Хочется тронуться, как поезду, и ничего не соображать, просто нестись по рельсам, разглядывать пейзажные картинки, лихо миновать все семафоры, без остановки, без остановки. Хочется такую кнопку, нажав на которую можно было бы отключиться и не быть. Мне страшно, потому что я не знаю, что теперь делать. Я и в прошлом плохо разбирала пути, заблуждалась и блуждала, действовала на ощупь и вслепую, но я зачем-то была нужна. А что теперь?
Я буду всегда любить тебя в настоящем времени.
20
Это была не любовь, а пожар сердца. У любви был запах ладана и лаванды. У любви был цвет – белый. У любви был вкус мандаринов. У любви было начало – банальное, как звуковое клише грома из фильма о Франкенштейне. Что было туманным, так это финал. Ясным представлялось одно: так долго продолжаться не сможет.

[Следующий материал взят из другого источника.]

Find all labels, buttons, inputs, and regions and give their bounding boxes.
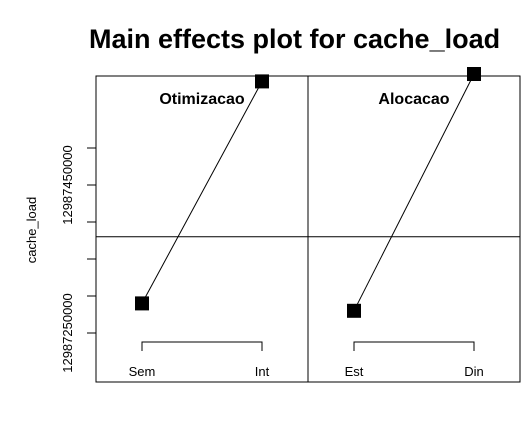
x-tick-label: Est	[345, 364, 364, 379]
panel-frame	[307, 75, 521, 383]
y-axis-label: cache_load	[24, 197, 39, 264]
effect-line	[141, 81, 263, 304]
x-bracket	[353, 341, 475, 351]
effect-point	[255, 74, 269, 89]
plot-layer: 12987250000 12987450000 Otimizacao Sem Int Al…	[60, 67, 521, 383]
panel-title: Otimizacao	[159, 91, 245, 108]
panel-frame	[95, 75, 309, 383]
y-tick-label: 12987250000	[60, 293, 75, 373]
chart-title: Main effects plot for cache_load	[89, 24, 500, 54]
effect-point	[135, 296, 149, 311]
y-tick-label: 12987450000	[60, 145, 75, 225]
panel-title: Alocacao	[378, 91, 449, 108]
x-bracket	[141, 341, 263, 351]
x-tick-label: Din	[464, 364, 484, 379]
effect-point	[467, 67, 481, 81]
x-tick-label: Sem	[129, 364, 156, 379]
effect-line	[353, 73, 475, 312]
x-tick-label: Int	[255, 364, 270, 379]
effect-point	[347, 303, 361, 318]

Она стала нервной и нетерпеливой, как кипяток, запертый в кастрюле под крышкой. Нетерпимой к окружающим. Ведь кипяток не может терпеть. Впрочем, и его терпеть никто не в состоянии. Слава спросил: что происходит, ты не заболела? Она заболела. Клокочущий вулкан разрывал ее изнутри. По три раза на дню она заглядывала в почтовый ящик, не надеясь получить письмо, но на что-то надеясь, вздрагивала от звонка в домофон назойливых распространителей рекламы, тщательнее прихорашивалась перед зеркалом по выходным и дольше не смывала косметику в будни. Чтобы всегда выглядеть безукоризненно. Даже зная, что он не придет.
Она сама попросила Женю: давай все забудем. Женя покачал головой: нет. Сказал, что подождет, пока она решится. И эту кашу они будут расхлебывать вдвоем.
Она подумала и решила, что не будет решаться. Спустя неделю слушала, как счастливый Слава фальшиво распевает популярные песни на кухне, мешая ей сосредоточиться на книге. Роман невозможно читать без раздражения: то ли текст видоизменился при сканировании, то ли это наборщик так часто ошибался, только практически все предлоги и союзы на букву «н» пострадали и превратились в слова на букву «п», а буква «в» трансформировалась в «б». Не оставляя попыток понять содержание и отвлечься от тягостных мыслей, она вообразила, что, скорее всего, книгу переводил кто-то страдающий насморком или ее набирали во время тотальной эпидемии гриппа.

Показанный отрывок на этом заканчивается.